Assoc. Prof. of Neurosurgery, Women Medical College, Abbottabad.


Objective: Since the advent of Temozolomide (TMZ), optimum management for elderly patients with newly diagnosed Glioblastoma (GBM) is still elusive. The object of this study was to clarify outcomes of present management.

Study Design: Long term prospective study

Place and Duration of Study:  This study was carried out on patients who were treated at the Aseer Central Hospital Abha KSA, Frontier Medical College Abbottabad, Women Medical College Abbottabad and those operated privately between August 2001 and August 2013.

Material and Methods: This is a long term study of 41 consecutive cases involving patients aged 55 years or more with newly diagnosed GBM. The patients' median age was 61 years (range 55-87 years). Twenty nine patients underwent resection and rest underwent biopsy. Patients with deep-seated lesions and multifocal lesions (12 patients= 29.26%) were preferably biopsied than gross total resection. Eighteen patients (43.90%) were treated with chemotherapy (mostly TMZ) with radiation therapy (RT) and Six (14.63%) with RT alone. Three patients (7.31%) received only palliative care after surgery.

Results: New neurological deficits developed in 5 patients (12.19%). Postoperative hemorrhage occurred in 8 patients (19.51%), all of whom underwent biopsy. Chemotherapy complications occurred in 19.51% (Advanced hematological complications in 14.63%).
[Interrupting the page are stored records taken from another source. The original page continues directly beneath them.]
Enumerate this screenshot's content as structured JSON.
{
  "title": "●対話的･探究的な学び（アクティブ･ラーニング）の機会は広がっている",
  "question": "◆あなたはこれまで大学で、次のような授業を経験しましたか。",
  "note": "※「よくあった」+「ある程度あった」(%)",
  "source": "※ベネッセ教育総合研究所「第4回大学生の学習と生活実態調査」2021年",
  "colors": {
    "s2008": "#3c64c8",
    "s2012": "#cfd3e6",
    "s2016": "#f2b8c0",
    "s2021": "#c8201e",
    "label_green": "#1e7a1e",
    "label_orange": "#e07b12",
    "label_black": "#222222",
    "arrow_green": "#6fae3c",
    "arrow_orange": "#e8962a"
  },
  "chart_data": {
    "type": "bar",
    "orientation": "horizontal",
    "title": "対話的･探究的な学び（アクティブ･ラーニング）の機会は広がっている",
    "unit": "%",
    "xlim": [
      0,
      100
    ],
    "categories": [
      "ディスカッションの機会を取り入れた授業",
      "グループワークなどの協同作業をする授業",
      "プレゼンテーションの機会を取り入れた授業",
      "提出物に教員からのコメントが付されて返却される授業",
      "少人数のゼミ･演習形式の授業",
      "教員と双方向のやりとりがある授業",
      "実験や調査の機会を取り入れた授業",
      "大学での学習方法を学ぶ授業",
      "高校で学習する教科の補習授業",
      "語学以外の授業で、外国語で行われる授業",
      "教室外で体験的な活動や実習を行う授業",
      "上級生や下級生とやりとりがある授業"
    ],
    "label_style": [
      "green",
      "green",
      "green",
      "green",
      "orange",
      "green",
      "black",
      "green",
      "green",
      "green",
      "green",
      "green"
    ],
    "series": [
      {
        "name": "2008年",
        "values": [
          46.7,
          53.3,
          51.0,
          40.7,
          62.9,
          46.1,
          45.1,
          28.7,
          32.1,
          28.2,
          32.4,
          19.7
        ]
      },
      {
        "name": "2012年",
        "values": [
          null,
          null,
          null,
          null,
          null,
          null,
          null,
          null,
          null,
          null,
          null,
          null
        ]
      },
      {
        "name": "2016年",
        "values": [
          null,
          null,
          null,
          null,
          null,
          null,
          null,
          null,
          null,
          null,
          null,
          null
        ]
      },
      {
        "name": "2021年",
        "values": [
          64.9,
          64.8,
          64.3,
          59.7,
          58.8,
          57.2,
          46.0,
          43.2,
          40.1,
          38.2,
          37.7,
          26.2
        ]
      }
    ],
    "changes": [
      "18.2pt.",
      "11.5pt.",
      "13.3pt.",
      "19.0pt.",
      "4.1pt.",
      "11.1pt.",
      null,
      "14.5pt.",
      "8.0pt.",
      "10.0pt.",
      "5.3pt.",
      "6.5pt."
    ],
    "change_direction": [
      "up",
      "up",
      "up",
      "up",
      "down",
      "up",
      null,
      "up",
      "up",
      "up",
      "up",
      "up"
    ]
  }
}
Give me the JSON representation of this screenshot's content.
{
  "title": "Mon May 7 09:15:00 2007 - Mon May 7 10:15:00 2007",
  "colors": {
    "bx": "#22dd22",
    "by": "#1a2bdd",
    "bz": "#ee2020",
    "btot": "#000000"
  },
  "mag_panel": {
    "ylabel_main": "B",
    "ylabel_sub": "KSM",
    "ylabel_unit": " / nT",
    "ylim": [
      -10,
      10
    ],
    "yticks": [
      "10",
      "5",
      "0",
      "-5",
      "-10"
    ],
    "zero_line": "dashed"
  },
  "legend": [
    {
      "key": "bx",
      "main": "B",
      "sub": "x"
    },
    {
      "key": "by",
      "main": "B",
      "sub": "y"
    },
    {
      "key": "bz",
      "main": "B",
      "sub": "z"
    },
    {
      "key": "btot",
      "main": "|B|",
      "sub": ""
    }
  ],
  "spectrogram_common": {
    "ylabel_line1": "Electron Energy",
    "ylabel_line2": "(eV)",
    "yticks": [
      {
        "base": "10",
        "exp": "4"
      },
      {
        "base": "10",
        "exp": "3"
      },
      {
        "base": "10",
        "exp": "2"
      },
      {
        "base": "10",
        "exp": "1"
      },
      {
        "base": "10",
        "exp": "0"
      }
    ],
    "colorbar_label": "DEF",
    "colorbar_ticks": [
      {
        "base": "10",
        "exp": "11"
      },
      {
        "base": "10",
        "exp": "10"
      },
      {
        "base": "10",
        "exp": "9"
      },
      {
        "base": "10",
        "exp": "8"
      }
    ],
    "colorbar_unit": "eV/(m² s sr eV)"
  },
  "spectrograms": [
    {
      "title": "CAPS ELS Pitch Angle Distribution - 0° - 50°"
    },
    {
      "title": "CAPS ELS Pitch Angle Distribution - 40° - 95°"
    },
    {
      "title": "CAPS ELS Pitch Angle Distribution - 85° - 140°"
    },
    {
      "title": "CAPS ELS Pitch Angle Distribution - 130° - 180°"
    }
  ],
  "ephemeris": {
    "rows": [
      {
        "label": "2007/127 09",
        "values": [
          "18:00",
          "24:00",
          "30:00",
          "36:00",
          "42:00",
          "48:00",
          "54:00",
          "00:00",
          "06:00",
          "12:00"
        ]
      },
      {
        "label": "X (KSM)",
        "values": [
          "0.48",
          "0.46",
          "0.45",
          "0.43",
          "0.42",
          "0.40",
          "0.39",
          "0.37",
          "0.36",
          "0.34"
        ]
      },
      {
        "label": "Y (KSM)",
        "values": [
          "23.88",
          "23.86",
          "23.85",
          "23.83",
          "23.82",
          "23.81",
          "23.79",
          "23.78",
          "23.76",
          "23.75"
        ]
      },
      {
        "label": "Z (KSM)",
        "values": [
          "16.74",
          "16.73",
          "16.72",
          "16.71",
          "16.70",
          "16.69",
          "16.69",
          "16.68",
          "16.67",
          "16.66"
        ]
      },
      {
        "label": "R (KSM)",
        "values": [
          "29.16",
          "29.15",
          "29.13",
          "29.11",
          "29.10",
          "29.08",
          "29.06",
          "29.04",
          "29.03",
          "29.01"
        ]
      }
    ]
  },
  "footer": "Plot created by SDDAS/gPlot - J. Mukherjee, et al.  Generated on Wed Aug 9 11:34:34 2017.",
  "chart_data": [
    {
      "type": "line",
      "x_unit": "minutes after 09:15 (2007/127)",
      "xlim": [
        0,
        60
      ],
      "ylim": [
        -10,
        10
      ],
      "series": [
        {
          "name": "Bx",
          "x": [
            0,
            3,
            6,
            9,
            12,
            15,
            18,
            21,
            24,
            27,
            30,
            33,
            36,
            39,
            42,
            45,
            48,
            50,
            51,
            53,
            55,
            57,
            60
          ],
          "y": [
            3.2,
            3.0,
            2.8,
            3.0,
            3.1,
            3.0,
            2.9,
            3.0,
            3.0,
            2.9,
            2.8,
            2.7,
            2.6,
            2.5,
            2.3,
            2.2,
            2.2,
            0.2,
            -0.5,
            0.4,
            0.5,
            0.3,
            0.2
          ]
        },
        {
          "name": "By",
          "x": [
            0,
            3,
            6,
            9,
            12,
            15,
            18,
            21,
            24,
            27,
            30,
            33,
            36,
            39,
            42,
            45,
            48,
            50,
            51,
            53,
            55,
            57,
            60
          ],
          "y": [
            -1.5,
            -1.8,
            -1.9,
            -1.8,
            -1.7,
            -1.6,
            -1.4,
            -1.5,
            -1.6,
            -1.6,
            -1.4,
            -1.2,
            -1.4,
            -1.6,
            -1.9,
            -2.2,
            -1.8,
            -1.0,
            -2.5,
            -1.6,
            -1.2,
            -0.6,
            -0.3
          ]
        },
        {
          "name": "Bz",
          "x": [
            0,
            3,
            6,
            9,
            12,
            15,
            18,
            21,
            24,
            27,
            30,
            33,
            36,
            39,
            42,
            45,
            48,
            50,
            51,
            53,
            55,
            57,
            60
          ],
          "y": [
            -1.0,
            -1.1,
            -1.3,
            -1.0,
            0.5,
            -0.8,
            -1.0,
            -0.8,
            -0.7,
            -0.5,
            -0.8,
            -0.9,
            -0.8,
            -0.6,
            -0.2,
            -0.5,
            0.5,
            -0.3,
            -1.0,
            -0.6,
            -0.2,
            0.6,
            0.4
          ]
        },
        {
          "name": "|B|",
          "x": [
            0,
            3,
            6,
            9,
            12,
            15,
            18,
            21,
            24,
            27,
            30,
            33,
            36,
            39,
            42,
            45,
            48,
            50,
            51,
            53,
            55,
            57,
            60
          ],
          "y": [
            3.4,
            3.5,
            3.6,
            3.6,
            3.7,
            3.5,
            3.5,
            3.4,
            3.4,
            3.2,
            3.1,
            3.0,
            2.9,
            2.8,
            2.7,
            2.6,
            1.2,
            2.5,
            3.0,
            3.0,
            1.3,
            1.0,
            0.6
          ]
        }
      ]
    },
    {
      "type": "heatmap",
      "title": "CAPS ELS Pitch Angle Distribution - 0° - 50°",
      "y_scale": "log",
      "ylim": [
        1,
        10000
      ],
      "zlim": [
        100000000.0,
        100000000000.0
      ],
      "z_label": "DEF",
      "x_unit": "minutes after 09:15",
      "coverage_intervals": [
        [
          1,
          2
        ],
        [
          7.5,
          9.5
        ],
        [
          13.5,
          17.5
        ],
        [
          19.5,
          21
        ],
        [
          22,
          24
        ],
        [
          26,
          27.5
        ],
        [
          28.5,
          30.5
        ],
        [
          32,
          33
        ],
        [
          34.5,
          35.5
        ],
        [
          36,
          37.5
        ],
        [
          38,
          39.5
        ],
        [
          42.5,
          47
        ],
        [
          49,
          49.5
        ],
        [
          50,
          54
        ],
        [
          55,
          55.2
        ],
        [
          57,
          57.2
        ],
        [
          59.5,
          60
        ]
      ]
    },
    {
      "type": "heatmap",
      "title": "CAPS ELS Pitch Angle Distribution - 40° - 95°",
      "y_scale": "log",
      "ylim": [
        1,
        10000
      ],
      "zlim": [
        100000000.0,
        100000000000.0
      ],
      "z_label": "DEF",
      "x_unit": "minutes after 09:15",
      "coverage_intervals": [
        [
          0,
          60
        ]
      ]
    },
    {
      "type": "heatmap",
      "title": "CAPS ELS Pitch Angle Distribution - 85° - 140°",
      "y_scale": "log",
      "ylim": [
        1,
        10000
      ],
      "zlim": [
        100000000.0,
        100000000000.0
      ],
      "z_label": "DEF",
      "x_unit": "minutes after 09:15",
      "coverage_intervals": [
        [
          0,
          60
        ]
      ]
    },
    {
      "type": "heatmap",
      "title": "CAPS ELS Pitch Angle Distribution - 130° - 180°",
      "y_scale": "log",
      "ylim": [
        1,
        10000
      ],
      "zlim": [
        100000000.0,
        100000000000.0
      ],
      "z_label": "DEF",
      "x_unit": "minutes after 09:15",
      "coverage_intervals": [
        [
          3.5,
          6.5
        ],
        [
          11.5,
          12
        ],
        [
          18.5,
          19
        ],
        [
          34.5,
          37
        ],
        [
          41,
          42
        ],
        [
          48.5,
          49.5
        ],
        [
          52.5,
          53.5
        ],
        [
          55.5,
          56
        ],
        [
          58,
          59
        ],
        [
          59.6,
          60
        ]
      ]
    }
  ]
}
The overall median values for progression-free survival and overall survival were 4.5 and 6 months respectively. Younger age, single lesion resection and adjuvant treatment were associated with better overall survival. Only adjuvant treatment was significantly associated with prolonged progression-free survival. With combined therapy containing resection, RT, and chemotherapy, the median progression-free survival and overall survival were 7.5 and 11 months, respectively.

Conclusions: The prognosis for GBM worsens with increasing age in elderly patients. When high risk factors are present, resection with adjuvant treatment are associated with prolonged survival but are with associated risks.

Advanced age alone should not preclude optimal resection followed by adjuvant radio-chemotherapy.

Key Words: Glioblastoma, Old Patients, Adjuvant Therapy, Overall Survival, Progression Free Survival.